I thought about making a class called CurrentField that I write in my binary file after every turn, but I'm not sure how I can ensure that everything will be written in the place where it needs to be (we have to declare a specific header and certain things are expected to be in a certain offset).
Any ideas about that? Good idea, or is there a better way to do this?
Edit: And does anyone know a way of testing what really has been written to the binary file? Edit2: It has to be solved with c++ standart libraries. The performance is not that important since it will not be a large file. The idea of writting only if a command is entered is good.
There are at least two good libraries that can help you with that.

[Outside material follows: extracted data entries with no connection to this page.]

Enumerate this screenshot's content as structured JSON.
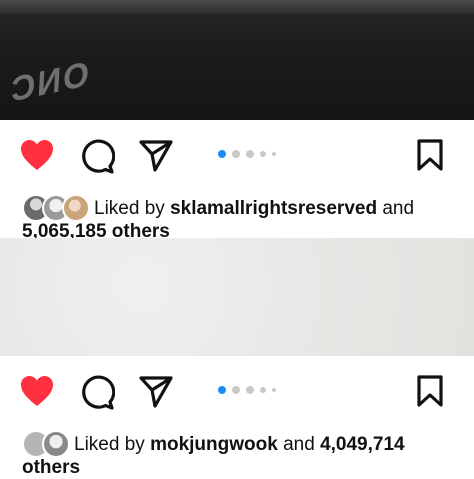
{
  "post1": {
    "liked_by_prefix": "Liked by",
    "liked_by_user": "sklamallrightsreserved",
    "and_word": "and",
    "others_count": "5,065,185 others",
    "carousel": {
      "total_dots": 5,
      "active_index": 0
    }
  },
  "post2": {
    "liked_by_prefix": "Liked by",
    "liked_by_user": "mokjungwook",
    "and_word": "and",
    "others_count_number": "4,049,714",
    "others_word": "others",
    "carousel": {
      "total_dots": 5,
      "active_index": 0
    }
  },
  "icons": {
    "like": "heart-icon",
    "comment": "comment-icon",
    "share": "share-icon",
    "save": "bookmark-icon"
  },
  "colors": {
    "like_red": "#ff3040",
    "carousel_active": "#1a8cff",
    "carousel_inactive": "#c9c9c9"
  }
}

Boost Serialization is designed to serialize some arbitrary structures. It includes some good concepts as versioning (you may opt to change the stored data in an update of your game and leave the former game state intact) and archive
s (what if you'd like to change the file format at all?
Boost Spirit is designed to parse and serialize with great speed any text and binary protocols. It works a lot faster.
You can workaround any issues just storing the memory location in file with file-memory mapping. Be careful with pointers, though.
Check if you really need to do this on every step, as filesystem calls are quite slow. At least, do it asynchronously (look for Boost Asio).